# Custom Ibanez S7420 Snow white by Lootnick



## PolishMetal (May 18, 2010)

Check my new customized ibanez by Lootnick.

Stock: Ibanez S7420 FM

Modified:
Bridge > Lo Pro Edge 7
Pickups > Bare Knuckle Nailbomb SET
Finish > snow white + black 

















Picasa Web Albums - Micha? - S7420 custom - more photos

Lootnick site LOOTNICK custom guitars, gitary lutnicze


----------



## ralphy1976 (May 18, 2010)

really cool!!! maybe Ibanez should take a leaf out of those guy's book?!!!


----------



## Prydogga (May 18, 2010)

OMG, that's delicious! How much do these guys charge? The Stef T7 copy looks AMAZING! I want!


----------



## jymellis (May 18, 2010)

pups look awesome,so does the trem. but im not feeling the white with black binding. it looks to much like those cheap rg2ex2 ibanez. i would have left it flame maple  awesome work though!


----------



## ralphy1976 (May 18, 2010)

check this one they make (look a like parker 7 string):

LOOTNICK custom guitars, gitary lutnicze


----------



## djpharoah (May 18, 2010)

Nice guitar bro - definitely GOTM material imo.


----------



## Bungle (May 18, 2010)

That. Is. Sex.


----------



## MikeH (May 19, 2010)

Good god that is gorgeous!


----------



## DJENTxCORE901 (May 19, 2010)

Rad!
Reminds me of storm troopers.


----------



## AHelm (May 20, 2010)

mmmmm i love me a white s-series


----------



## ralphy1976 (May 20, 2010)

Prydogga said:


> OMG, that's delicious! How much do these guys charge? The Stef T7 copy looks AMAZING! I want!

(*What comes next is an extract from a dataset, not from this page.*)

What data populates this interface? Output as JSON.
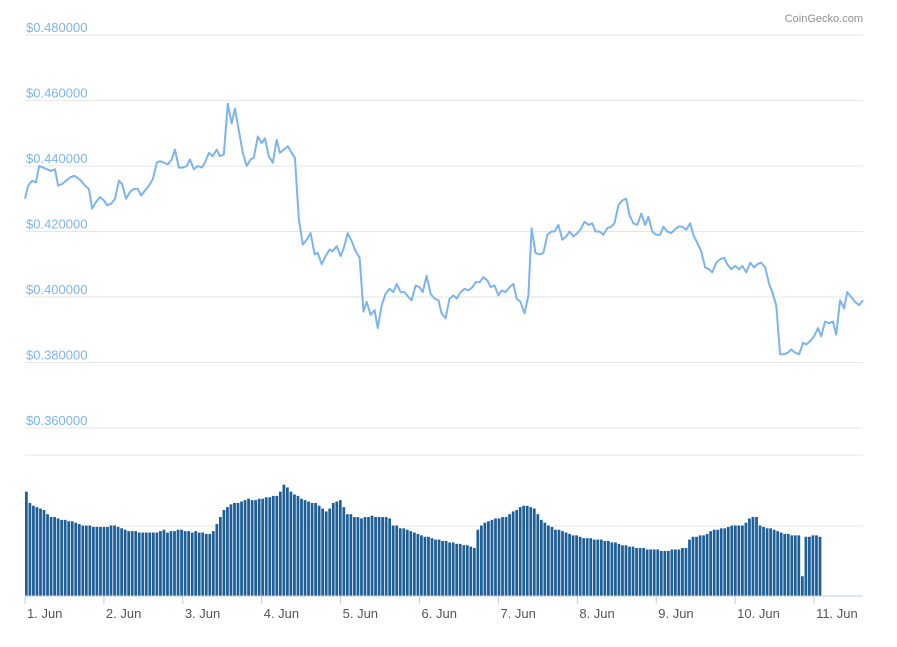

the guy told me 2500 euros for the white T7


----------



## skinhead (Jul 12, 2010)

PURE WIN!


----------



## Stealthdjentstic (Jul 12, 2010)




----------



## Guitarman700 (Jul 12, 2010)

BRB, new pants.
That is a sexy guitar!


----------



## josh pelican (Jul 15, 2010)

You know, I've never really been a fan of all white guitars... but that is fucking nice. I saw a dude playing a similar six-string last night and it was also nice as hell.


----------



## GoreNotCore (Jul 15, 2010)

Prydogga said:


> OMG, that's delicious! How much do these guys charge? The Stef T7 copy looks AMAZING! I want!


 
hate to ask a nooby question but what is a stef t7? just wondering

yea it reminds me of chris broderick's rg like that. it looks nice even though white isnt really my thing. id still kill lots of babies for it.


----------



## theperfectcell6 (Jul 15, 2010)

The white is delicious!


----------



## Ironberry (Jul 15, 2010)

josh pelican said:


> I saw a dude playing a similar six-string last night and it was also nice as hell.



Ibanez S570b?







Tis quite a sexy guitar indeed!


----------



## josh pelican (Jul 16, 2010)

Ironberry said:


> Ibanez S570b?
> 
> 
> 
> ...


 
Nah, his didn't have the single coil, just the two humbuckers. I think it was an older model, but it had those inlays...


----------